Emotional factors may be involved:
Consult your doctor if premature ejaculation is interfering with your sexual life. They will conduct a physical examination and asks some question from you. If your doctor suspects that emotional issues are causing your PE, he or she may refer you to a mental health professional who works with people who have sex problems. If a physical problem is causing it, they may refer you to a urologist, a doctor who specialises in conditions affecting the urinary system.
Behavioral therapy involves trying different methods to delay your orgasm. Its goal is to teach you how to control your body and your feelings. Methods include:
Start and stop: With this technique, you or your partner stimulates your penis close to the point of orgasm then stops the stimulation for about 30 seconds until you regain control of your response. Repeat this “start and stop” approach three or four times before allowing yourself to orgasm. Continue practicing this method until you have gained good control.
Squeeze therapy: With this technique, you or your partner stimulates your penis close to the point of orgasm then gently squeezes the head of your penis for about 30 seconds so that you begin to lose your erection. Repeat this technique a few times before allowing yourself to orgasm. Continue practicing this technique until you have gained control in delaying your orgasm.
Wear condoms decrease the over-sensation and prolong the time of the ejection
Some men find that masturbating a few hours before sex helps them stay in control during intercourse.
Strengthen your muscles: Weak pelvic floor muscles sometimes contribute to PE. Kegel exercises may help strengthen them.
Although no medications are officially approved for the treatment of PE in the United States, some antidepressants have been found to help some men delay ejaculation.
Topical numbing agents
Creams, gels, and sprays that contain a numbing agent — such as benzocaine, lidocaine, or prilocaine — are sometimes used to treat premature ejaculation. They're applied to the penis 10 to 15 minutes before sex to reduce sensation and help delay ejaculation. They're available without a prescription. However, a cream containing both lidocaine and prilocaine (EMLA) is available by prescription.
Although topical numbing agents are effective and well tolerated, they have potential side effects.
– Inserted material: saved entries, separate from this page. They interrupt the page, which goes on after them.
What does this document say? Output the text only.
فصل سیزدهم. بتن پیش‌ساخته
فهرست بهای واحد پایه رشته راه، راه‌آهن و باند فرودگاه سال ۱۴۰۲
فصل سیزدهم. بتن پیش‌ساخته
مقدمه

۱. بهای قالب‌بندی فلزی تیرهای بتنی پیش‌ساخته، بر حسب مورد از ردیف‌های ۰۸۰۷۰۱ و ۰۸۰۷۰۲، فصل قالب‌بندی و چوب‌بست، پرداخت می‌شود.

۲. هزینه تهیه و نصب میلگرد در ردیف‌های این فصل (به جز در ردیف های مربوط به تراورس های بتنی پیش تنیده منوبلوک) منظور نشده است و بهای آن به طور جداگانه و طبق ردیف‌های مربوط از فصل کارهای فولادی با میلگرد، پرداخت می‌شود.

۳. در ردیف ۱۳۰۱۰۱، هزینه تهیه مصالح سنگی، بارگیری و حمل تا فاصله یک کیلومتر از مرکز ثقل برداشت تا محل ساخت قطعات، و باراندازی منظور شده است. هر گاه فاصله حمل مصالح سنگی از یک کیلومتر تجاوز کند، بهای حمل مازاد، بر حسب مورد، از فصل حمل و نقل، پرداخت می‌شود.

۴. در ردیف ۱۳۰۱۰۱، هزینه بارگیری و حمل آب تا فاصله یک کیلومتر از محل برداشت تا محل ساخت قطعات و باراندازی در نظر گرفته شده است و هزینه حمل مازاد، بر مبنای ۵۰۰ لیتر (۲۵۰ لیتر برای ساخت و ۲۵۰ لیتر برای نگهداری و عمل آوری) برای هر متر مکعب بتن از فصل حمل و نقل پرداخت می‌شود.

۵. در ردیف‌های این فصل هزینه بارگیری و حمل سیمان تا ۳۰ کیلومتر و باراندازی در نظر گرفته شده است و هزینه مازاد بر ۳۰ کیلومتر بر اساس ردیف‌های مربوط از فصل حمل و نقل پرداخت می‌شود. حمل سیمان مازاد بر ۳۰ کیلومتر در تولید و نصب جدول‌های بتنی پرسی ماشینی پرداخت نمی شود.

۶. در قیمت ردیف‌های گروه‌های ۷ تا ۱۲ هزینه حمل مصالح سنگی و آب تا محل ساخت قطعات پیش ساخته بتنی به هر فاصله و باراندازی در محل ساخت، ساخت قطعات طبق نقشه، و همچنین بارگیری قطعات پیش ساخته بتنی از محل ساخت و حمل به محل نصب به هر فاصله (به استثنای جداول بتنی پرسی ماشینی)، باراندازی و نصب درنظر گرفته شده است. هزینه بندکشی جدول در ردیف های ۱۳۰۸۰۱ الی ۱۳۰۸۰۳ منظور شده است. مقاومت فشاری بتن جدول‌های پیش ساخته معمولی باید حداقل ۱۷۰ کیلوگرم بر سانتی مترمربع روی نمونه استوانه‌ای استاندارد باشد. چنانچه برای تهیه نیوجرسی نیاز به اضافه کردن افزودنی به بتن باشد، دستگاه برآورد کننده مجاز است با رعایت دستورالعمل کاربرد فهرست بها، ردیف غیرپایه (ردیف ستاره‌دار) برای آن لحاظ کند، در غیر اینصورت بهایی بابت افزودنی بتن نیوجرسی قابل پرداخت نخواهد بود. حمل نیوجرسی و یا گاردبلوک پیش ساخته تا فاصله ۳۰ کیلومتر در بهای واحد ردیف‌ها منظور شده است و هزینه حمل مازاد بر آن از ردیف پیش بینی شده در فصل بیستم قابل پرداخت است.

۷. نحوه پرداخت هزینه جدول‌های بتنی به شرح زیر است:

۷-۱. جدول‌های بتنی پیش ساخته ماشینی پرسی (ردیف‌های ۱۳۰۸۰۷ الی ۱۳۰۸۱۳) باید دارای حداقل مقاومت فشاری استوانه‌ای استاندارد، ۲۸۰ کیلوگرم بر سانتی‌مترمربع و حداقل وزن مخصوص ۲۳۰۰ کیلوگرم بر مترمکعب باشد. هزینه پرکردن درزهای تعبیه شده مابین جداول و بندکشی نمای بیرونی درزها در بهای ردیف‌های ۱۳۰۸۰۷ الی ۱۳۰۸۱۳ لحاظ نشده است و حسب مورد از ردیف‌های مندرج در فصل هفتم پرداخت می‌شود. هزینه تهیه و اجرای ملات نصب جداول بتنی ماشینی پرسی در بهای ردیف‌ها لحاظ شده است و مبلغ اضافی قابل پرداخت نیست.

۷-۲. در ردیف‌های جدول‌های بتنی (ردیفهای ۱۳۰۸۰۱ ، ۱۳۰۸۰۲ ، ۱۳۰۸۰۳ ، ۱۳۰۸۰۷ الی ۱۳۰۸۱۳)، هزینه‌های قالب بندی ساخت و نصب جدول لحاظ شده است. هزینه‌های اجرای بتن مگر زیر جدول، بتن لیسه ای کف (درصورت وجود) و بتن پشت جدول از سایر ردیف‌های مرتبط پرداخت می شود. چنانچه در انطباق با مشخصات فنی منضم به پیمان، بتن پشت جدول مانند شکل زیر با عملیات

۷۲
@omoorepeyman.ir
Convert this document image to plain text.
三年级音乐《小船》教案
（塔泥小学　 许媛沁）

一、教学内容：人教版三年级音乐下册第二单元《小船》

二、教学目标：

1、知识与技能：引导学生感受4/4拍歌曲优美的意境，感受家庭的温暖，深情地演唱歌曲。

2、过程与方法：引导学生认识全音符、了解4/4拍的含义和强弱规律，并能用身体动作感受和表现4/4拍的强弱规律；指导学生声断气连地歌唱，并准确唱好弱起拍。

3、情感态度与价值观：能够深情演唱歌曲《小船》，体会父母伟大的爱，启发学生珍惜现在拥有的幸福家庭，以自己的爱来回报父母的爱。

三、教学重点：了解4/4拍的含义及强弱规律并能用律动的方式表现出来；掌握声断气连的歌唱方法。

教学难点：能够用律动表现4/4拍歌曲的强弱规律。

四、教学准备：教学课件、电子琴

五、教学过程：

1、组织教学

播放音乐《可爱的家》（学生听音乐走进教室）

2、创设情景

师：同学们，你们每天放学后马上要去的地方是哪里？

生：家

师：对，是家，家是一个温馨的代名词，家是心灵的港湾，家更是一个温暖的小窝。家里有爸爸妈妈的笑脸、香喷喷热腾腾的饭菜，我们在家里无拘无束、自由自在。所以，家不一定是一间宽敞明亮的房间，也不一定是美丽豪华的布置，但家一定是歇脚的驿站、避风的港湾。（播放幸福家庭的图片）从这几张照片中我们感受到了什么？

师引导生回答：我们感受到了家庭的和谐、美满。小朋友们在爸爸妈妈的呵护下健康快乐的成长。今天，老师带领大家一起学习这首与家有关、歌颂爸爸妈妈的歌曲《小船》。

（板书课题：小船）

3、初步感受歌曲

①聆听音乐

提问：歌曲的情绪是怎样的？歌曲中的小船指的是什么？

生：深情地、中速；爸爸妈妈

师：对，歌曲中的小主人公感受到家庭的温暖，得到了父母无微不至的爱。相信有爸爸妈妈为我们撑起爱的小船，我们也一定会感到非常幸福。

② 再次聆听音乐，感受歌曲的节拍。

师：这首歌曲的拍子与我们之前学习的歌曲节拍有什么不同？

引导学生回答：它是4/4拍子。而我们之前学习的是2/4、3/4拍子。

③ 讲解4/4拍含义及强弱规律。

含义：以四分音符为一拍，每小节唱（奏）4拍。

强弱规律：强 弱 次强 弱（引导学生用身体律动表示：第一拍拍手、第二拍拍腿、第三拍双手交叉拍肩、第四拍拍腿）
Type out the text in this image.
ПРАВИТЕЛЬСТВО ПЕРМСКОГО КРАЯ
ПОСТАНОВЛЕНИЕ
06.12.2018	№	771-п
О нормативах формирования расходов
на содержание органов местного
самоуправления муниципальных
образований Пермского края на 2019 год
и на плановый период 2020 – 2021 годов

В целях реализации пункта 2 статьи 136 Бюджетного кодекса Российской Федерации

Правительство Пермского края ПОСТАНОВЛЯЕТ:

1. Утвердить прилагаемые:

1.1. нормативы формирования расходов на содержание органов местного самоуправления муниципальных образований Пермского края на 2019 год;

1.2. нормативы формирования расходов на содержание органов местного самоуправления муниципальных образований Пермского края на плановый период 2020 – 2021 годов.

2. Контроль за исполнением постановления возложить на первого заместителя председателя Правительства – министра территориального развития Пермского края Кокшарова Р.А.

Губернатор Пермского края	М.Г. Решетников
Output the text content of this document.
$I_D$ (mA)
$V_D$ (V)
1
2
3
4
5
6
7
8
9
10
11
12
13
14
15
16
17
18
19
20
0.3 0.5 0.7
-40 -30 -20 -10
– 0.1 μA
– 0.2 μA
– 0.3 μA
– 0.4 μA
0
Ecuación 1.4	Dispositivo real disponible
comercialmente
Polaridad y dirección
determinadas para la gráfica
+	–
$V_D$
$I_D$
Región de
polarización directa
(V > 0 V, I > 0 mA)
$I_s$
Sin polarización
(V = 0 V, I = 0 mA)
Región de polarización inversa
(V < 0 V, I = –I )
They may cause decreased feelings and sexual pleasure in both partners.
Several types of medications may be tried.
Antidepressants, especially selective serotonin reuptake inhibitors like citalopram (Celexa®), escitalopram (Lexapro®), fluoxetine (Prozac®), paroxetine (Paxil®) and sertraline (Zoloft®) or the tricyclic antidepressant clomipramine (Anafranil®), can help delay premature ejaculation. This is an “off-label” use (not approved by the Food and Drug Administration for this use). Be sure to discuss the side effects of this medication with your urologist to be sure it’s appropriate for you.